Even in the optimistic scenario, just mining one bitcoin in 2020 would require a shocking 5,500 kWh, or about half the annual electricity consumption of an American household. And even if we assume that by that time only half of that electricity is generated by fossil fuels, still over 4,000 kg of carbon dioxide would be emitted per bitcoin mined. It makes you wonder whether bitcoin could still be called a virtual currency, when the physical effects could become so tangible.
Personally, I haven’t given up on the idea of distributed network transactions, but a radical rethinking of how these may be secured would be beneficial, be it at least for the environment. Perhaps a system where all miners are rewarded for their pledged surplus in CPU processing power, but the actual hashing is performed only by a few thousand randomly selected and continuously changing CPUs, would be a solution. We could throw the remnants of our destructive arms race for hashing power out the window, perhaps find a way to make a few old miners useful in functional calculations, and use the rest of them to build a rusty totem in honor of Satoshi.
*The starting point for my calculation is the total hashrate of the bitcoin network over time as reported by blockchain.info. This is the total of all pools and nodes—over 800 petahashes per second at the moment. Besides collecting info on the release date of miners, I also noted their weights in kilograms where available. So based on the average of 32 miners, released after March 2014 (so not even including the old cluncky ones) I derived an average weight of 15 grams per GHash/second. Which would mean that to provide those 800 petahashes per second you require 12,000 tonnes of hardware, well over the weight of the Eiffel tower at 10,000 tonnes.

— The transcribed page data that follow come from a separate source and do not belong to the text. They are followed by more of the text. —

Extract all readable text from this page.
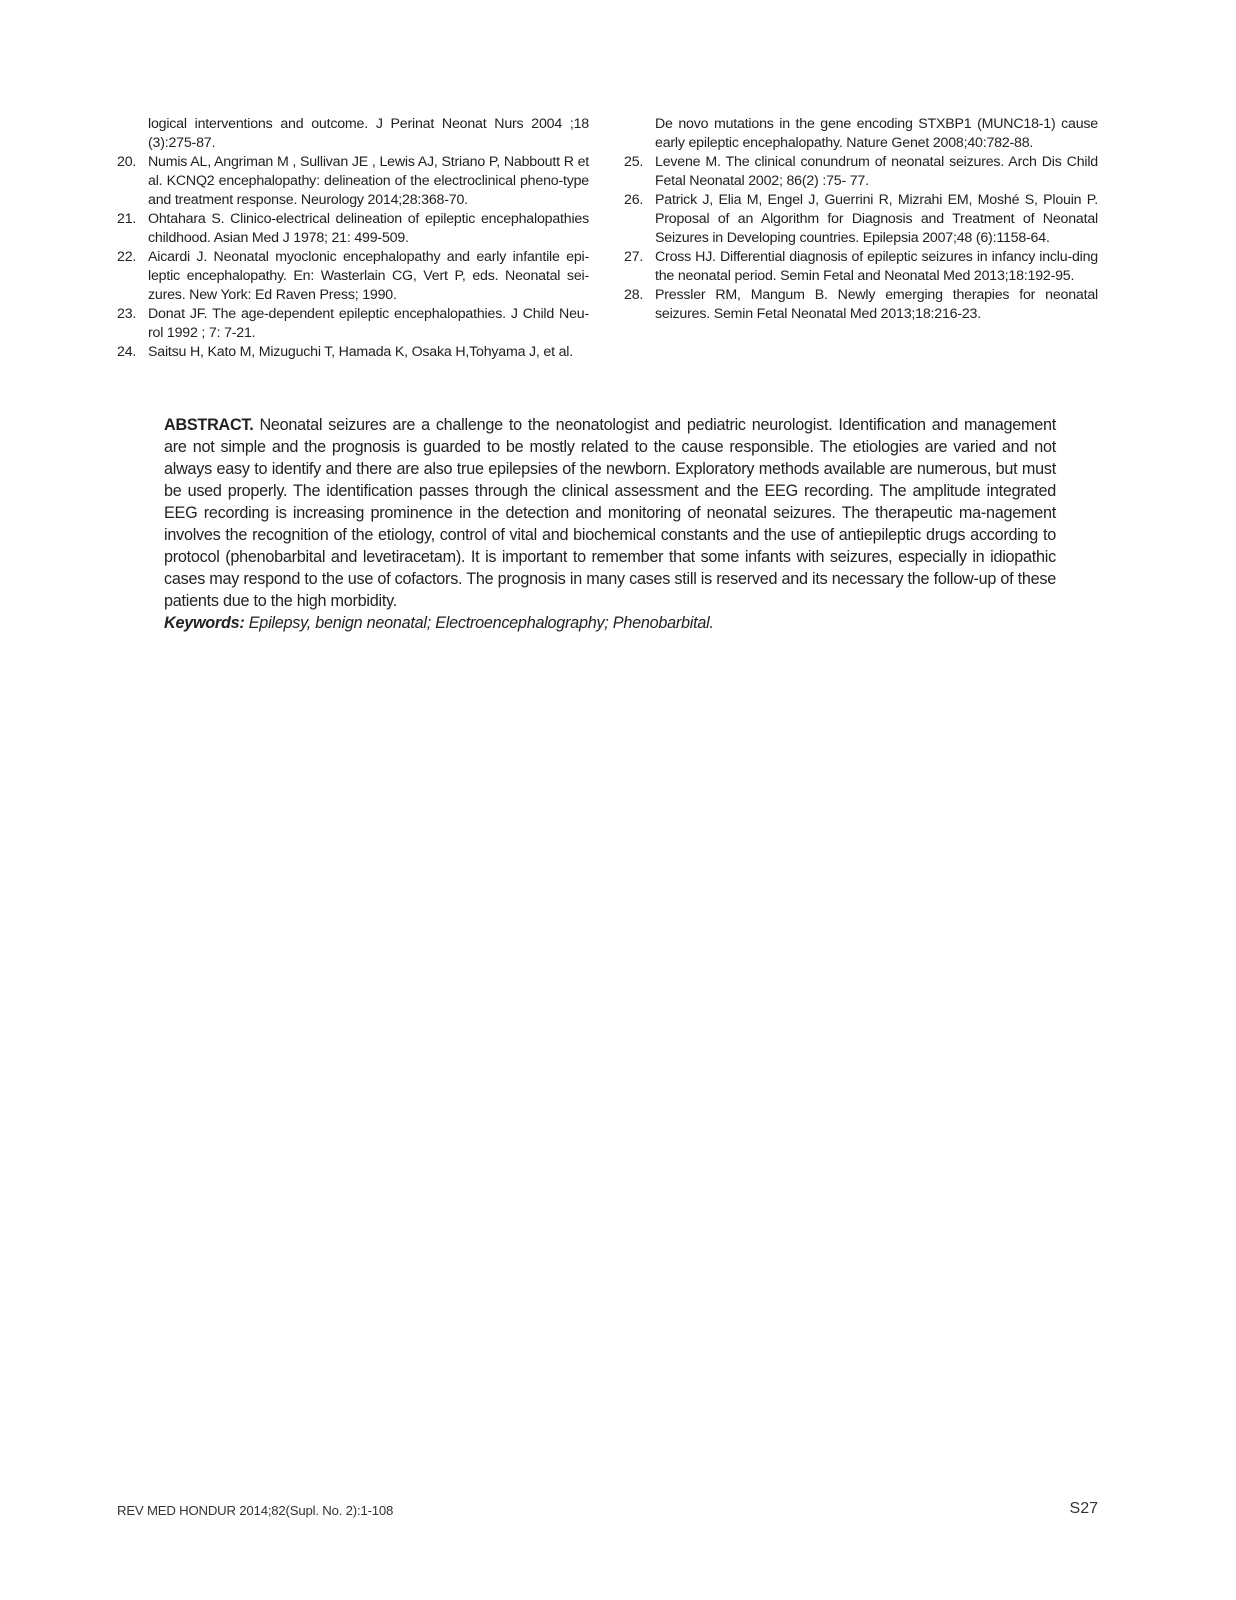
logical interventions and outcome. J Perinat Neonat Nurs 2004 ;18 (3):275-87.
20. Numis AL, Angriman M , Sullivan JE , Lewis AJ, Striano P, Nabboutt R et al. KCNQ2 encephalopathy: delineation of the electroclinical pheno-type and treatment response. Neurology 2014;28:368-70.
21. Ohtahara S. Clinico-electrical delineation of epileptic encephalopathies childhood. Asian Med J 1978; 21: 499-509.
22. Aicardi J. Neonatal myoclonic encephalopathy and early infantile epi-leptic encephalopathy. En: Wasterlain CG, Vert P, eds. Neonatal sei-zures. New York: Ed Raven Press; 1990.
23. Donat JF. The age-dependent epileptic encephalopathies. J Child Neu-rol 1992 ; 7: 7-21.
24. Saitsu H, Kato M, Mizuguchi T, Hamada K, Osaka H,Tohyama J, et al.
De novo mutations in the gene encoding STXBP1 (MUNC18-1) cause early epileptic encephalopathy. Nature Genet 2008;40:782-88.
25. Levene M. The clinical conundrum of neonatal seizures. Arch Dis Child Fetal Neonatal 2002; 86(2) :75- 77.
26. Patrick J, Elia M, Engel J, Guerrini R, Mizrahi EM, Moshé S, Plouin P. Proposal of an Algorithm for Diagnosis and Treatment of Neonatal Seizures in Developing countries. Epilepsia 2007;48 (6):1158-64.
27. Cross HJ. Differential diagnosis of epileptic seizures in infancy inclu-ding the neonatal period. Semin Fetal and Neonatal Med 2013;18:192-95.
28. Pressler RM, Mangum B. Newly emerging therapies for neonatal seizures. Semin Fetal Neonatal Med 2013;18:216-23.
ABSTRACT. Neonatal seizures are a challenge to the neonatologist and pediatric neurologist. Identification and management are not simple and the prognosis is guarded to be mostly related to the cause responsible. The etiologies are varied and not always easy to identify and there are also true epilepsies of the newborn. Exploratory methods available are numerous, but must be used properly. The identification passes through the clinical assessment and the EEG recording. The amplitude integrated EEG recording is increasing prominence in the detection and monitoring of neonatal seizures. The therapeutic ma-nagement involves the recognition of the etiology, control of vital and biochemical constants and the use of antiepileptic drugs according to protocol (phenobarbital and levetiracetam). It is important to remember that some infants with seizures, especially in idiopathic cases may respond to the use of cofactors. The prognosis in many cases still is reserved and its necessary the follow-up of these patients due to the high morbidity.
Keywords: Epilepsy, benign neonatal; Electroencephalography; Phenobarbital.
REV MED HONDUR 2014;82(Supl. No. 2):1-108	S27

Disclaimer: Despite the criticism in the text, the author thinks that the idea of the decentralized network behind the bitcoin digital currency is a very powerful and promising one. He owns about one single bitcoin, two micro-scale bitcoin mining devices and a small cloud-mining contract, thus has a small vested interest in bitcoin. He also emphasizes that scenarios like the ones presented here are by no means predictions of the future, but simply meant as “challenging, and relevant stories about how the future might unfold” (UNEP). No rights can be drawn from any statement made and interpretation of the text should be made at the reader’s own responsibility. To improve the transparency of the underlying calculations and to enable anyone to understand these numbers better, the calculations are made available in this spreadsheet.